Say cheese! Meet your new personalized cheesecake recipe:
Carrot Cake Cheesecake with Vanilla Filling and Macadamia Nut Topping
Ingredients for Carrot Cake Base:
1 cup all-purpose flour
1/2 cup granulated sugar
1 teaspoon baking powder
1/2 teaspoon baking soda
1/2 teaspoon ground cinnamon
1/4 teaspoon salt
1/2 cup vegetable oil
2 large eggs
1 cup grated carrots
Ingredients for Vanilla Filling:
16 oz Norman's Kosher Cholov Yisroel Cream Cheese, at room temperature
1/2 cup granulated sugar
2 teaspoons vanilla extract
2 large eggs
Ingredients for Macadamia Nut Topping:
1/2 cup macadamia nuts, chopped
1/4 cup all-purpose flour
1/4 cup brown sugar
2 tablespoons unsalted butter, melted
Instructions:
Preheat oven to 350°F and grease a 9-inch springform pan.

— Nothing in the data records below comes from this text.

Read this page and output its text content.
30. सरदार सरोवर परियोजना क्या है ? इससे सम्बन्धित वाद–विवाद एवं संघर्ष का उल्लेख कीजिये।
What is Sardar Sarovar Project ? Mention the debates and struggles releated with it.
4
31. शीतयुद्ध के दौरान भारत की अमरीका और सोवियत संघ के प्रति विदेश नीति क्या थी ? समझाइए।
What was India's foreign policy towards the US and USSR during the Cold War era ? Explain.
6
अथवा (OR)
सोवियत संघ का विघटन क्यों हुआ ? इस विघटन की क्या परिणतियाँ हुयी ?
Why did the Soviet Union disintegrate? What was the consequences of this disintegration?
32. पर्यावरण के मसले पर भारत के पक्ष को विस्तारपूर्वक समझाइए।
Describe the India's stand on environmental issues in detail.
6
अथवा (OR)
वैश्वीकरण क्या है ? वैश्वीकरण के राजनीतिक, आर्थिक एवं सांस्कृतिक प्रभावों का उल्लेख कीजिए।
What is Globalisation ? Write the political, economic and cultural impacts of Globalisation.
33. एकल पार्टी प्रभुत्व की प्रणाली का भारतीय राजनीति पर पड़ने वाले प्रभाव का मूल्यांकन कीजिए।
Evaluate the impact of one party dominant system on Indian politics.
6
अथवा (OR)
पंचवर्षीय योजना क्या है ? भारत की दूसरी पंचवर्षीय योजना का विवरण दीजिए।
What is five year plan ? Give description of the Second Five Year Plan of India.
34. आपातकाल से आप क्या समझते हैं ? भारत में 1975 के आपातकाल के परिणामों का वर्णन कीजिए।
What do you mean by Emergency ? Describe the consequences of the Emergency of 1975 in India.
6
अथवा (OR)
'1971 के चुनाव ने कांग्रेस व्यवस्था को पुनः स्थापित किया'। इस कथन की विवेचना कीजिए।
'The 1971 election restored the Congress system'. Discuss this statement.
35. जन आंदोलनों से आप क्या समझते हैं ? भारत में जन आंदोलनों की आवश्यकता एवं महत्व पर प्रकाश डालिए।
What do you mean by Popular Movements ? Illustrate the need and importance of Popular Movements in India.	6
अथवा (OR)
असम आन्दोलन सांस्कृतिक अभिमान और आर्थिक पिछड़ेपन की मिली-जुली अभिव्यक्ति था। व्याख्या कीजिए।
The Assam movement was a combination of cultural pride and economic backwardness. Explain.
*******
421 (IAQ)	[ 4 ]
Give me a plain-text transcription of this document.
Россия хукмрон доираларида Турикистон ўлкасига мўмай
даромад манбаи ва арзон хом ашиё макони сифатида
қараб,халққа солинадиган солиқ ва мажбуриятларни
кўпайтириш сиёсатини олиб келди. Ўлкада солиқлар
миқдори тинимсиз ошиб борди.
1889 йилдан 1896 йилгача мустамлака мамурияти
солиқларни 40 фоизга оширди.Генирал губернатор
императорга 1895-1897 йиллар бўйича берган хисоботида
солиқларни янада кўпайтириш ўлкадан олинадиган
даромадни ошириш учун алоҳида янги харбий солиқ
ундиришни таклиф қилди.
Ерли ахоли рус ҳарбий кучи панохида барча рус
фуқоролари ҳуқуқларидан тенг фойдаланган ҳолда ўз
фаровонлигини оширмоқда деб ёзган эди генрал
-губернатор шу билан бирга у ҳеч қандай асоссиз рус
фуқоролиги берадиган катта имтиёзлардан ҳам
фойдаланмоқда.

In a medium bowl, whisk together flour, sugar, baking powder, baking soda, cinnamon, and salt. In a separate bowl, whisk together oil and eggs. Add wet ingredients to dry ingredients and stir until just combined. Fold in grated carrots. Pour mixture into prepared pan and spread evenly to form the base layer.
In a large mixing bowl, beat cream cheese until smooth. Add sugar and vanilla extract, and beat until creamy. Add eggs one at a time, beating well after each addition. Pour mixture over carrot cake base.
In a small bowl, combine chopped macadamia nuts, flour, brown sugar, and melted butter. Sprinkle mixture over the top of cheesecake filling.
Bake for 50-60 minutes, until cheesecake is set and golden on top. Let cool to room temperature before chilling in the refrigerator for at least 2 hours.